Urussowa konnte mit Reisners Ideen zuerst überhaupt nichts anfangen. Aufgewachsen in Moskau, lebte die studierte Architektin in den Neunzigerjahren in Deutschland, wo sie in Empirischer Kulturwissenschaft promovierte, bevor sie nach Russland zurückkehrte, um für Siemens die Abteilung Unternehmenskommunikation aufzubauen. 

Gemeinsam fanden sie schließlich die Marktlücke: „Design und Schönes“ gab es für Menschen mit Behinderungen damals kaum. Ein paar Jahre später suchte Urussowa nach Designern für die erste Fashion Show, doch viele Modeschöpfer wollten nicht mit dem Thema in Berührung gebracht werden. 

Wenn die Models von Bezgraniz Couture heute auftreten, warten hunderte Zuschauer vor dem Saal auf den Eintritt. Nach der Show applaudieren sie im Stehen. 

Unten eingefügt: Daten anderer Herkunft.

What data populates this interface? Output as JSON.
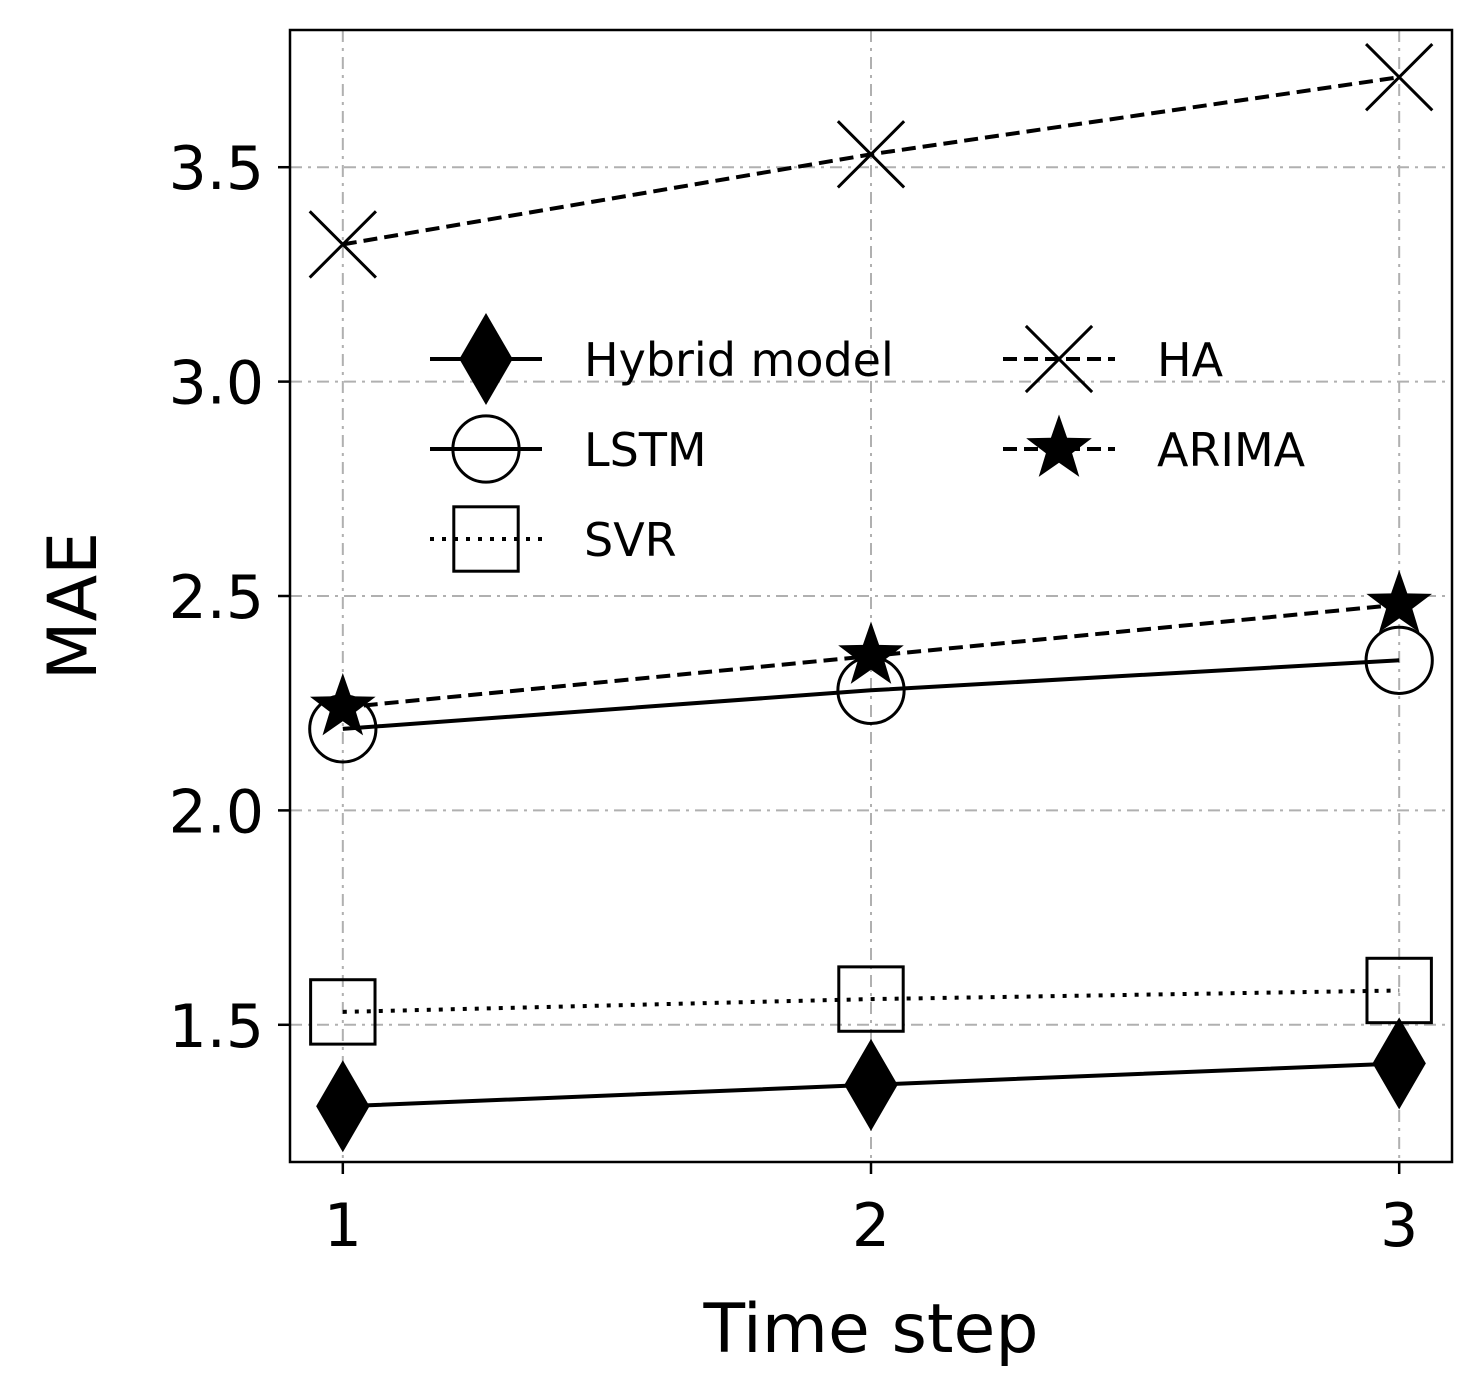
{
  "chart_data": {
    "type": "line",
    "xlabel": "Time step",
    "ylabel": "MAE",
    "x": [
      1,
      2,
      3
    ],
    "xticks": [
      "1",
      "2",
      "3"
    ],
    "xlim": [
      0.9,
      3.1
    ],
    "yticks": [
      "1.5",
      "2.0",
      "2.5",
      "3.0",
      "3.5"
    ],
    "ylim": [
      1.18,
      3.82
    ],
    "grid": true,
    "legend_position": "upper-center",
    "series": [
      {
        "name": "Hybrid model",
        "values": [
          1.31,
          1.36,
          1.41
        ],
        "marker": "diamond-filled",
        "line": "solid"
      },
      {
        "name": "LSTM",
        "values": [
          2.19,
          2.28,
          2.35
        ],
        "marker": "circle-open",
        "line": "solid"
      },
      {
        "name": "SVR",
        "values": [
          1.53,
          1.56,
          1.58
        ],
        "marker": "square-open",
        "line": "dotted"
      },
      {
        "name": "HA",
        "values": [
          3.32,
          3.53,
          3.71
        ],
        "marker": "x",
        "line": "dashed"
      },
      {
        "name": "ARIMA",
        "values": [
          2.24,
          2.36,
          2.48
        ],
        "marker": "star-filled",
        "line": "dashed"
      }
    ]
  }
}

Dazwischen präsentiert Stacy Paris, ein Gastmodel aus England, einen weit geschnittenen weinroten Zweiteiler, der den Blick freigibt auf ihre beiden Beine, zwei Hightech-Prothesen. Artjom Worobjow führt einen grauen Anzug vor, der auch im Rollstuhl keine Falten wirft und die Taschen so weit vorne hat, dass der junge Mann gut reingreifen kann. Andere Frauen zeigen selbstbewusst die teils eleganten, teils ausgefallenen Kombinationen, die für sie maßgeschneidert wurden, mit extra kurzen Ärmeln und Hosenbeinen zum Beispiel für Menschen mit Down-Syndrom. 

Immer folgt die Form dabei der Funktion, aber ohne dass es auf Kosten des Designs geht. So berichtet Urussowa von einer blinden Frau, die ihre komplette Kleidung immer kalt wusch, weil sie nicht wusste, was welche Farbe hat. Bezgraniz Couture ließ deshalb die Namen der Farben in Brailleschrift auf Kleider sticken. Das hilft der Frau im Alltag und sieht zugleich schick aus.

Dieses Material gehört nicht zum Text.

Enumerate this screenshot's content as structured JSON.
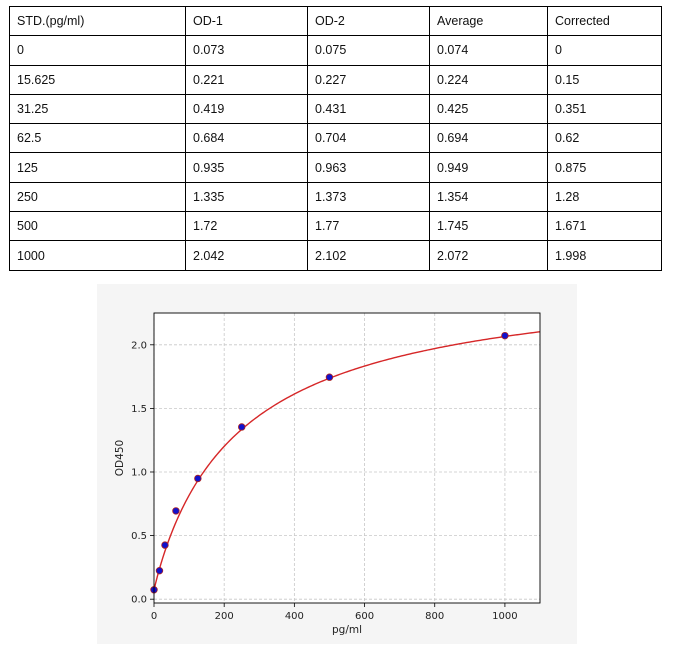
{
  "table": {
    "headers": [
      "STD.(pg/ml)",
      "OD-1",
      "OD-2",
      "Average",
      "Corrected"
    ],
    "rows": [
      [
        "0",
        "0.073",
        "0.075",
        "0.074",
        "0"
      ],
      [
        "15.625",
        "0.221",
        "0.227",
        "0.224",
        "0.15"
      ],
      [
        "31.25",
        "0.419",
        "0.431",
        "0.425",
        "0.351"
      ],
      [
        "62.5",
        "0.684",
        "0.704",
        "0.694",
        "0.62"
      ],
      [
        "125",
        "0.935",
        "0.963",
        "0.949",
        "0.875"
      ],
      [
        "250",
        "1.335",
        "1.373",
        "1.354",
        "1.28"
      ],
      [
        "500",
        "1.72",
        "1.77",
        "1.745",
        "1.671"
      ],
      [
        "1000",
        "2.042",
        "2.102",
        "2.072",
        "1.998"
      ]
    ]
  },
  "chart_data": {
    "type": "scatter",
    "title": "",
    "xlabel": "pg/ml",
    "ylabel": "OD450",
    "xlim": [
      0,
      1100
    ],
    "ylim": [
      -0.03,
      2.25
    ],
    "x_ticks": [
      "0",
      "200",
      "400",
      "600",
      "800",
      "1000"
    ],
    "y_ticks": [
      "0.0",
      "0.5",
      "1.0",
      "1.5",
      "2.0"
    ],
    "grid": true,
    "points": {
      "x": [
        0,
        15.625,
        31.25,
        62.5,
        125,
        250,
        500,
        1000
      ],
      "y": [
        0.074,
        0.224,
        0.425,
        0.694,
        0.949,
        1.354,
        1.745,
        2.072
      ]
    },
    "fit_curve": {
      "type": "4PL",
      "a": 0.07,
      "b": 0.95,
      "c": 250,
      "d": 2.6,
      "color": "#d62728"
    },
    "point_color": "#1111cc",
    "point_edge_color": "#aa2222"
  }
}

Reisner und Urussowa haben ihre Zielgruppe von Beginn an aus einer wirtschaftlichen Perspektive betrachtet: als Konsumenten, Arbeitnehmer, Experten und nicht als hilfsbedürftig und bemitleidenswert. 

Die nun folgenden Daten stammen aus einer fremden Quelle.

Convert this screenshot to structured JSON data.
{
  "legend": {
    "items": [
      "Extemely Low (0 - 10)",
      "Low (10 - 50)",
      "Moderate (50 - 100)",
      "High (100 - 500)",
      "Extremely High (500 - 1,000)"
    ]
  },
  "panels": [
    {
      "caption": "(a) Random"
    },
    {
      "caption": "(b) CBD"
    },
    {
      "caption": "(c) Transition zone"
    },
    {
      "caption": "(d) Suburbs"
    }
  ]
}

Sie stellten selbst Menschen mit Behinderung als Fachkräfte für Marketing, als Juristen, Übersetzer und Projektmanager ein und vermittelten sie auch an andere Firmen. Sie organisierten unter anderem Reisen für Rollstuhlfahrer, internationale Konferenzen zum Thema Barrierefreiheit und Seminare für Führungskräfte, die von blinden Trainern geleitet werden. Dabei sind die Gründer unbewusst zu sozialen Unternehmern geworden. Mittlerweile konzentrieren sie sich voll auf Mode. Dazu gehört für sie auch das Rebranding von Behinderung oder „Anderssein“, wie sie es nennen.

Ihren Models und Kunden soll die trendige Kleidung nicht nur Eleganz verleihen, sondern auch mehr Selbstwertgefühl.

Heute scheuen sich renommierte Modezeitschriften nicht mehr, die Models von Bezgraniz Couture abzubilden. Sponsoren unterstützen das Label. Die Kollektionen, die Studenten der British Higher School of Art and Design in Moskau unter Anleitung von Bezgraniz Couture entwerfen, wurden bereits in Los Angeles auf dem Laufsteg präsentiert. Noch gibt es nur Einzelstücke. Erschwingliche Mode in Serie zu produzieren und gewinnbringend auf der ganzen Welt zu verkaufen, das sind die nächsten Etappen im Businessplan der sozialen Unternehmer.